Good storytelling includes bringing facts to the table along with the extra information that brings the reader closer to the storyteller. The aim is to weave a compelling story that pulls the reader in so that they really care about the outcome of the story. The more a customer cares about your story, the longer they will remain customers and demonstrate brand and product loyalty.
* Create an Email Series – A good way to get your audience primed for an emotional story is to start small and deliver the story in pieces via an email series. Keep each email short, about 350 to 450 words, and to one small point.
* Incorporate Video – Using video for part of or even your entire story can help bring more emotion to the story because people generally feel more emotional when looking at people and images than just by reading text. Using both text and video can be the best of both worlds.
* Include Testimonials – Text and video testimonials from your satisfied customers can evoke emotion from those who haven’t purchased from you yet, because they will want what your satisfied customers want. They will also trust you more when the videos are very authentic and real.
* Put Customers First – In every story it’s important to put your customer first. Get to know everything you can about your customers and incorporate the things they care about within your stories. This shows that you know them well and can speak about the things that concern them the most.
* Get Attention with Negative Stories – Pull the emotional strings to get their attention with negative aspects of a story that will be resolved by using your products or services. You don’t want to traumatize your customers, only evoke emotions.
* Calm Fears with Positive Stories – Tone down the negative with some positive stories of people who have used your products and services with good results.
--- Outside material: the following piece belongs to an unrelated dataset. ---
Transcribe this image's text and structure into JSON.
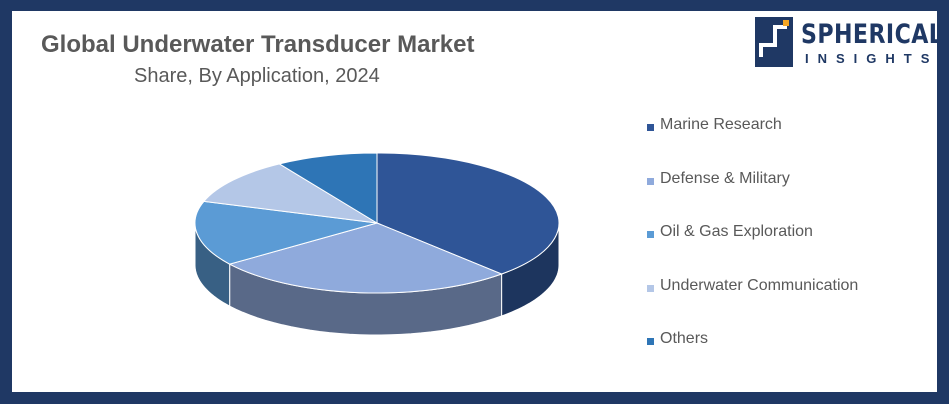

Bring them back up after you brought them down.
* Reinforce with Neutral Stories – Tell them the “who, what, when, how and why” of your products and services using stories to guide the discussion that are less emotional and volatile.
* Recognize the Relationship – When you are telling any story, it’s important to recognize the relationship between you and the receiver.
* Remember the Imagery – It’s important to ensure that the images you use match the emotions you’re trying to evoke, otherwise your story will be confusing to the reader/viewer.
The fact is that emotions drive us to do more than we would like to think. From buying a house, to choosing a book to read on the weekend, we are driven by our emotions more than we are by logic.
However, as you try to evoke emotions in your viewers, it’s important to also bring in elements of logic so that your viewer or reader trusts you to buy what you’re offering. Otherwise, they might feel as if you’re manipulating their emotions too much.